La tónica de estos tiempos que nos ha tocado vivir parece clara: convertir anécdotas absurdas en intolerables afrentas a nuestros principios morales. La gente decente debe indignarse siempre por menudencias. Cuanto más estúpida e insignificante sea la polémica, más ríos de histeria dejaremos correr. Cualquier metedura de pata, cualquier chorrada que nos contraríe ligeramente debemos interpretarla como una brutal agresión a nuestras creencias más íntimas. Así, sin matices.

Es más, toda idea que no acabe de convencernos podrá ser tildada de falta de respeto. ¿Los leggins de leopardo? Falta de respeto. ¿Echarle cilantro a la comida? Falta de respeto. ¿La música chill out? Madre mía, eso sí que es una feroz falta de respeto. En cambio, los auténticos ataques contra nuestros derechos son sencillas y necesarias llamadas al orden para que no nos despendolemos.

Así que, queridos lectores y sin embargo amigos, es posible que haya llegado el momento de decir adiós. He hecho el petate, me he preparado un café y aquí estoy, escribiendo este artículo y esperando a que vengan a arrestarme. ¿El motivo? Tengo tres marionetas en casa. Tres. No es que sea una apasionada de los títeres -los tengo de adorno- pero con semejantes pruebas, como mínimo me acusan de enaltecimiento del terrorismo.

Y si se enteran de que a veces me pongo un calcetín en la mano y hago como que habla, de cabeza al calabozo que voy. Por si esto fuera poco, también poseo diversos sujetadores y quién sabe si en un futuro podría usarlos para asaltar una capilla. Y cuando digo asaltar quiero decir corear lemas con mis compañeras de clase. A ver, entre mis próximos planes no figura pasearme por un templo religioso sin camiseta, pero mejor aplicar la justicia preventiva y quedarnos tranquilos.

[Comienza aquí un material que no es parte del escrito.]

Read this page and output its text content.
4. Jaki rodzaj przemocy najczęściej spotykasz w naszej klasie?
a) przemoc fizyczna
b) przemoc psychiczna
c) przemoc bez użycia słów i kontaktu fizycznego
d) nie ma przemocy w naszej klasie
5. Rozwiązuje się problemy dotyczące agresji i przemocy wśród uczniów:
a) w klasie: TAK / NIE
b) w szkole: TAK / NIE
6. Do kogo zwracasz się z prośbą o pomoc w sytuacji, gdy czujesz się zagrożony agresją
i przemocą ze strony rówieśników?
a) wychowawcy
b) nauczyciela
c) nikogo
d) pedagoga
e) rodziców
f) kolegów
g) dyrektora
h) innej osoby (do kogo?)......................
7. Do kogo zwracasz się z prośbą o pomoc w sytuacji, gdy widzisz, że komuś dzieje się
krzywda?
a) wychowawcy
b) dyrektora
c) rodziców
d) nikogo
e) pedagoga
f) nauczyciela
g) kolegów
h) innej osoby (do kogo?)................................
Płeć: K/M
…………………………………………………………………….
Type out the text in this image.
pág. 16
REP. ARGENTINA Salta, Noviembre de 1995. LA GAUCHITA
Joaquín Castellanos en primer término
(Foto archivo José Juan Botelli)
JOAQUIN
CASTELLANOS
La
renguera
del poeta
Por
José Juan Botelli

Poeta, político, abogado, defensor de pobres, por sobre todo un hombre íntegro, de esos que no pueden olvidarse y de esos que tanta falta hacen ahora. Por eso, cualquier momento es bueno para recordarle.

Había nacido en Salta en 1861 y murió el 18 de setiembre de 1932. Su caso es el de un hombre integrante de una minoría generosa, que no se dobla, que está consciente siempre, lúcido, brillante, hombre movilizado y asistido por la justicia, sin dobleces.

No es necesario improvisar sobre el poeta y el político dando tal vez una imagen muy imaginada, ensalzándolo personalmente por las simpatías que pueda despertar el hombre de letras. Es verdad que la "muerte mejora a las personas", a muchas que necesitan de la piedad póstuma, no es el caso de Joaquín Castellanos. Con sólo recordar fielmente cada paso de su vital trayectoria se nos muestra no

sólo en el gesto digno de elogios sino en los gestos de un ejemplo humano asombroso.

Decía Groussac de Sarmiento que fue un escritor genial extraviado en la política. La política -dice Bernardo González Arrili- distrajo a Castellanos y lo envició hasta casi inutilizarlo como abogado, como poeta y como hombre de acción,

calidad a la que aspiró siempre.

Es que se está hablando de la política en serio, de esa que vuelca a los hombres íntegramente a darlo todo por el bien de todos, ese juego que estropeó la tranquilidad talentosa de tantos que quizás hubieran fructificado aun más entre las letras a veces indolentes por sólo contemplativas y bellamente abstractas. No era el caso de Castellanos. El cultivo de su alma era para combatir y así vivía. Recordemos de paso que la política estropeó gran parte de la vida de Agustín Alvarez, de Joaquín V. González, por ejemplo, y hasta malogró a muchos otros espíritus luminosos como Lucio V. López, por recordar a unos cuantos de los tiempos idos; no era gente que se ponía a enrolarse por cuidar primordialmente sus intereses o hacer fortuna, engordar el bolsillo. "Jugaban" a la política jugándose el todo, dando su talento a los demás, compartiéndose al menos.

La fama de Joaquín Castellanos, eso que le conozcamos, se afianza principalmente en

Claro, veo a gente furiosa porque una poeta lea en público un padrenuestro «blasfemo» o porque el artista Abel Azcona escriba «pederastia» en el suelo con hostias consagradas y me siento como una adolescente inadaptada. ¿De verdad es un ultraje tan grave? Será que soy un monstruo insensible o una bruja antisistema. La guerra cultural en la que estamos encallando promete darnos grandes momentos de emoción.

Probablemente en la Edad Media estas actuaciones habrían provocado unos cuantos ajusticiamientos públicos y unas buenas hogueras inquisitoriales, pero pensaba que ya lo teníamos superado. Y resulta que no. Todavía somos una panda de puritanos que se escandalizan mientras espían tras los visillos y gozan locamente criminalizando la ficción y los actos de protesta pacífica. La caza de brujas y el macartismo constituyen una buenísima inversión porque nunca pasan de moda. Gracias por tanto Ley Mordaza.

Tiene que ser terriblemente angustioso afrontar cada irrelevante suceso cotidiano con esos niveles de estrés y crispación. Venga a ofenderse, venga a dejarse comer por la ansiedad, venga a consumir ingentes cantidades de tila. Todos esos seres inmaculados y biempensantes deben de estar gastándose una fortuna en ansiolíticos para soportar los sinsabores de la vida diaria.

Lo bueno es que nunca padecerán un infarto porque, en lugar de sufrir en silencio y acumular tensión, comparten con nosotros sus exasperadas opiniones sobre la maldad ideológica que sitia su alma y hace llorar a sus hijos. El universo entero les solivianta y no dudan en hacérnoslo saber, qué majos.